The blaze at Fine Oak Farms in London began when a refrigerator in an employee break room caught fire, and it spread quickly through barns housing the facility’s hogs, thanks to high winds pushing the blaze through air vents normally used to keep the pigs cool.
“Firefighters faced extremely challenging conditions throughout the incident. Sustained winds of approximately 20 miles per hour, with gusts reaching up to 35 miles per hour, significantly accelerated fire spread and complicated suppression efforts,” the City of London Fire Department wrote on Wednesday in a statement on Facebook. “These high winds made it extremely difficult to contain forward fire progression and created rapidly changing fire behavior conditions across the large agricultural complex.”
Photos of the emergency response showed numerous fire engines converging on the farm, as a column of smoke rose into the sky.
No one was injured in the blaze, which began around 11:56 a.m., and rescuers saved about 1,500 pigs.
“I was devastated because when I came down [the road] and saw the two barns on the ground, I was crying on the phone with my mom,” Stephanie Ramey, whose husband and son work at the farm, told ABC6.
It took about 250,000 gallons of water and more than four hours to fight the blaze, according to officials.
The farm’s rural location meant water had to be trucked in to fight the fire, NBC4 reports.
The Ohio State Fire Marshal’s Office is investigating the incident.
Animal advocates said that the increasing size of livestock farms raises the risk of high-fatality events like the fire in Ohio.

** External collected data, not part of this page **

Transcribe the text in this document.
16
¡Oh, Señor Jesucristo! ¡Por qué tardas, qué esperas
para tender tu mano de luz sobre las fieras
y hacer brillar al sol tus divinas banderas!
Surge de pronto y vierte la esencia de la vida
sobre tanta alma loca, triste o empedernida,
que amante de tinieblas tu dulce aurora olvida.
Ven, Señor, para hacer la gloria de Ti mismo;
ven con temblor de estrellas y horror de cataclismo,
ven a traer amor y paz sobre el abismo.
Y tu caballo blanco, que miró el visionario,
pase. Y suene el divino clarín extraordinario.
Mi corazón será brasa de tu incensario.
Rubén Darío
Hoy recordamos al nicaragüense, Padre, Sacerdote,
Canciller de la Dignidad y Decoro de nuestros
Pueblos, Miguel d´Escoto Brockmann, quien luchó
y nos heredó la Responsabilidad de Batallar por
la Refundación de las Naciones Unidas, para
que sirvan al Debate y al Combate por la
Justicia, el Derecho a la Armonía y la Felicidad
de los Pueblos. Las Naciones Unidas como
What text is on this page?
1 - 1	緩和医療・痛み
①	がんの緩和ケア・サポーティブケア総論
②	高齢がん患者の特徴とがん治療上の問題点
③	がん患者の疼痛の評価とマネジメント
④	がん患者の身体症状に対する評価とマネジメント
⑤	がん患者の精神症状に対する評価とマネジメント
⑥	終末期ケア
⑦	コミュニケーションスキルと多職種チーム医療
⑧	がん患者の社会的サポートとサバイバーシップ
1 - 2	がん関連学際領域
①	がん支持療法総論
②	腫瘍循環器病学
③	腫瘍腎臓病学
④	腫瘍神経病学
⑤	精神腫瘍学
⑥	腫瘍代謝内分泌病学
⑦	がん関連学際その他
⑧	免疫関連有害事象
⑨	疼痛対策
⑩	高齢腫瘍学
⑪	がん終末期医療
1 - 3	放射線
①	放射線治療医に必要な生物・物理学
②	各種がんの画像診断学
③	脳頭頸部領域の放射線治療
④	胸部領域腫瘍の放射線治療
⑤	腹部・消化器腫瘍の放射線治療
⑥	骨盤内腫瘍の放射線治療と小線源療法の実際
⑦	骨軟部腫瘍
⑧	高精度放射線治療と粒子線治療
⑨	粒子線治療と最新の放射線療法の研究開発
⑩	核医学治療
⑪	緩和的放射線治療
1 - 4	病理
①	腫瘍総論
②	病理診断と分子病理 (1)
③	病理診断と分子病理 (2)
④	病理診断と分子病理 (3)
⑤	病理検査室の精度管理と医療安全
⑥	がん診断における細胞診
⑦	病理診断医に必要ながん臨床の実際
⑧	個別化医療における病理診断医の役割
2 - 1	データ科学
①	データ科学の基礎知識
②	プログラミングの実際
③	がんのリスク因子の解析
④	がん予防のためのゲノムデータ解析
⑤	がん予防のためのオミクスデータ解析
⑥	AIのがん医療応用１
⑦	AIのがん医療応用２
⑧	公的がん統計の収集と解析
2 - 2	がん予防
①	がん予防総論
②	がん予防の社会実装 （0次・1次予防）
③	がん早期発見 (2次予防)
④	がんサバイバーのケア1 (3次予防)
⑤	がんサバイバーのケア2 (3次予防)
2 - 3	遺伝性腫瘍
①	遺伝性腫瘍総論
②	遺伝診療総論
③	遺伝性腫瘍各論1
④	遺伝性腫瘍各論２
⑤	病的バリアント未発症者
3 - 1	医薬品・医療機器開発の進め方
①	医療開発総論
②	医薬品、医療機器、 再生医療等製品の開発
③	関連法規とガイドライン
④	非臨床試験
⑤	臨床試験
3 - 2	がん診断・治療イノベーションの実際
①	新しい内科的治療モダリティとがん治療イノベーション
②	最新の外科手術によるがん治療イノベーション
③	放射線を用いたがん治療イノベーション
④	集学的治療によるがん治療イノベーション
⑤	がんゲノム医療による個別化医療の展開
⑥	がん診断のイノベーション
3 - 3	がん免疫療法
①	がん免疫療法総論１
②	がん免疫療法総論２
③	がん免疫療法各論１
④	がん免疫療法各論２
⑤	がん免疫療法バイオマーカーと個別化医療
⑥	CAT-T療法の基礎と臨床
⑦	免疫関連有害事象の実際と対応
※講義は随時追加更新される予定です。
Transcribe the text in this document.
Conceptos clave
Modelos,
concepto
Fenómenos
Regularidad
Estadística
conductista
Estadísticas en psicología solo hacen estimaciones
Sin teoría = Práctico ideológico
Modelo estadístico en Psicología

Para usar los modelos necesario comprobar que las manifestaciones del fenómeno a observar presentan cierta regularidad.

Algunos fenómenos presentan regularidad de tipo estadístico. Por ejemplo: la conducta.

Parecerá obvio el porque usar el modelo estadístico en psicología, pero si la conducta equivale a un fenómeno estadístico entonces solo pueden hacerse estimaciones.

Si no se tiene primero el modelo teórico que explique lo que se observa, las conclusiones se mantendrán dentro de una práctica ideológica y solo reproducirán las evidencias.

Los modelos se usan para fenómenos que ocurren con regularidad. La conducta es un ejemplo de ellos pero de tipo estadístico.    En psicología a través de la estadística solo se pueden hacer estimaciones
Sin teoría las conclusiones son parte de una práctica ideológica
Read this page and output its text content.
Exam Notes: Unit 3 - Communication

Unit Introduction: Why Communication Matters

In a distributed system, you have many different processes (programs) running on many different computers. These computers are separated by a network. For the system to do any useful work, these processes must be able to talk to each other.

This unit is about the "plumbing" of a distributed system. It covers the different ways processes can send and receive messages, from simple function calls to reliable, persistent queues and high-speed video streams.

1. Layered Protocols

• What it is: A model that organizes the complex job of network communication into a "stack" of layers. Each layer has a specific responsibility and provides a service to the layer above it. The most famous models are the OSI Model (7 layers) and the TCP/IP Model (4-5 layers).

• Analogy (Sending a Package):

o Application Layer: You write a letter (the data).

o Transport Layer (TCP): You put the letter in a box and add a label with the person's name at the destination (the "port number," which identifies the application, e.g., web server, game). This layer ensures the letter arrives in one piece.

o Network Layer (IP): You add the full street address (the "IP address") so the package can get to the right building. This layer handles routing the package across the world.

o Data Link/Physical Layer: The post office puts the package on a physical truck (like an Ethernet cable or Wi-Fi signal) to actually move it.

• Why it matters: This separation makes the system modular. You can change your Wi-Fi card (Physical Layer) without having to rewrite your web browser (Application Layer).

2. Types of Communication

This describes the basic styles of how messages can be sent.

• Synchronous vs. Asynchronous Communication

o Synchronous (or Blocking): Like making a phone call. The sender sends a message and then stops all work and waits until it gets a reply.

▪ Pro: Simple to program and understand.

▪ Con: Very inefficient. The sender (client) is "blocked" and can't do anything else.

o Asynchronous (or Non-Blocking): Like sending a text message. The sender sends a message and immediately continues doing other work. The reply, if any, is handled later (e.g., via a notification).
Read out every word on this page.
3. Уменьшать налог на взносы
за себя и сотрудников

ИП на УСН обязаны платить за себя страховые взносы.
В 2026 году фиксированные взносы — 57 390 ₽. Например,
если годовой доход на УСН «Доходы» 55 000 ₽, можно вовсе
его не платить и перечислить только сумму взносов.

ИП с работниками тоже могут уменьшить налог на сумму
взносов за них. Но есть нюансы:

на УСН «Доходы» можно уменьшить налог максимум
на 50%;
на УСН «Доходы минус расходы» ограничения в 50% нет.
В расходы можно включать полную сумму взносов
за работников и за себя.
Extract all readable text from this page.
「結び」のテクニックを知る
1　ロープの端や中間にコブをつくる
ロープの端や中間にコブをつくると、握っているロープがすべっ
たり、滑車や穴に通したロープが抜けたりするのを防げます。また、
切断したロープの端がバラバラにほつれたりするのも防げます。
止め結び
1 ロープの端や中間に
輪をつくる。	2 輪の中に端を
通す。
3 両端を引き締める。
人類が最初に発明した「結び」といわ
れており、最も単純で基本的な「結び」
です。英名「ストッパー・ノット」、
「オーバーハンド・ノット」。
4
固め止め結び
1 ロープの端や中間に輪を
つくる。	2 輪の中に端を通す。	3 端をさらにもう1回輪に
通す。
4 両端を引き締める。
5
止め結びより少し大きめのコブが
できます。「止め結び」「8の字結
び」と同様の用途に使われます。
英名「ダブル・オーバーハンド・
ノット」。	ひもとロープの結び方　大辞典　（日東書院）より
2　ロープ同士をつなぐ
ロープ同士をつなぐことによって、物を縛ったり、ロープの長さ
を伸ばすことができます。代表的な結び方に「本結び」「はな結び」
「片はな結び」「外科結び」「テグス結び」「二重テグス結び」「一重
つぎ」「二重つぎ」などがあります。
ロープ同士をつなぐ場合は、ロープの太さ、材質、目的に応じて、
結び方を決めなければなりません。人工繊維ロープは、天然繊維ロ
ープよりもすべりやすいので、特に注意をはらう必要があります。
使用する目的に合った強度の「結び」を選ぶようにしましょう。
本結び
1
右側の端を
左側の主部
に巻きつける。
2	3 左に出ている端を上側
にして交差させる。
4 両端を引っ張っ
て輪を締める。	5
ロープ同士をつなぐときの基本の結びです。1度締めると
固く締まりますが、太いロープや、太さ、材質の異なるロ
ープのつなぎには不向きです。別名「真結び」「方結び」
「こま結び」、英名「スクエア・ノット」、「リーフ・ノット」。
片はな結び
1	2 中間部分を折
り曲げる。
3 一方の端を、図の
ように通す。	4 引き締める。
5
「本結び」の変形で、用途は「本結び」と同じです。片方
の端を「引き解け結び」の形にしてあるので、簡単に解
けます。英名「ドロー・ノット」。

“The big issue is these large operations that house these incredibly large numbers of animals,” Allie Granger, a policy adviser for the farmed animal program at Animal Welfare Institute, told The New York Times. “Fatalities are driven by the fires that happen at these large industrial complexes.”
Pork production has nearly tripled in Ohio in the last two decades, while the number of farms has declined.
It’s not the first major conflagration to hit the state’s pork industry in recent years. A 2024 barn fire in Versailles killed 1,100 animals, while a 2022 blaze killed 2,000 in Brown Township.